Canopy cover from LiDAR is typically calculated by comparing the number of laser returns from above a set height threshold (say, 2 meters) to the total number of returns in a given area. If 80 out of 100 returns in a grid cell come from above 2 meters, canopy cover for that cell is 80%. More sophisticated algorithms use voxel-based methods that divide the airspace into small 3D cubes and count which ones contain vegetation. Convex hull and alpha-shape algorithms can also model canopy volume and structure, though these are primarily used in research settings like orchard management rather than standard forestry surveys.
LiDAR data is increasingly available through public sources like the USGS 3D Elevation Program, which means you may not need to commission your own flights. Processing requires GIS software and some technical skill, but the resulting wall-to-wall coverage is something no ground-based method can match.
Choosing the Right Method
- Quick field check on a budget: A spherical densiometer ($122) gives a fast percentage at each point but introduces some observer variability.
- Consistent, repeatable ground data: A vertical densitometer ($109) eliminates most observer bias with its binary hit-or-miss system, though it requires more sample points per site.
- Casual comparison across sites: A free smartphone app works if you take enough photos per site (20 or more) and use the same phone model throughout.
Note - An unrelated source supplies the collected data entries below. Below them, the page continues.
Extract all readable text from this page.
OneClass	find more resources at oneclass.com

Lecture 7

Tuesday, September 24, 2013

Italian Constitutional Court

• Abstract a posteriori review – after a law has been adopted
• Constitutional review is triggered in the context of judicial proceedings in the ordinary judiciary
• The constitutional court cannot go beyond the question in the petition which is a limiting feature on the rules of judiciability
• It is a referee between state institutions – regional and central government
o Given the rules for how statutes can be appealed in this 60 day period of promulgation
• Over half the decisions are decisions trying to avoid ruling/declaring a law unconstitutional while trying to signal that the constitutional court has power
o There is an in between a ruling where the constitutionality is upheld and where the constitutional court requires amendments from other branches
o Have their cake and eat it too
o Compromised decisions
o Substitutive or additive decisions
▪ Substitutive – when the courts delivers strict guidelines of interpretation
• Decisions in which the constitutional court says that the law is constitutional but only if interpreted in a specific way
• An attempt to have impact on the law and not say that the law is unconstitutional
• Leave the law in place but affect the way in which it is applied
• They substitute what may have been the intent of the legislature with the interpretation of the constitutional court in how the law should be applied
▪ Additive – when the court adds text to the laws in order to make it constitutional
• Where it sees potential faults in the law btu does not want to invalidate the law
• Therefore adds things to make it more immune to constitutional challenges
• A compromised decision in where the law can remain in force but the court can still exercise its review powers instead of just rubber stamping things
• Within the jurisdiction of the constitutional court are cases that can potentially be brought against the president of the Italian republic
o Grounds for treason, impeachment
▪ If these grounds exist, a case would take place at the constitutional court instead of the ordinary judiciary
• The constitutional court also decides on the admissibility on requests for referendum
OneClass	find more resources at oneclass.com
- Detailed light environment analysis: Hemispherical photography with processing software captures the full sky hemisphere and lets you analyze light penetration at different angles. Budget $13,500 for a dedicated imager, or less if you adapt an existing camera with a fisheye lens.
- Landscape-scale mapping: LiDAR point cloud data, either from public datasets or custom drone flights, provides continuous canopy cover across large areas.
Whichever method you choose, consistency matters more than the tool itself. Use the same instrument, the same operator when possible, the same time of day, and the same sampling design across all your sites. That’s what makes your numbers comparable.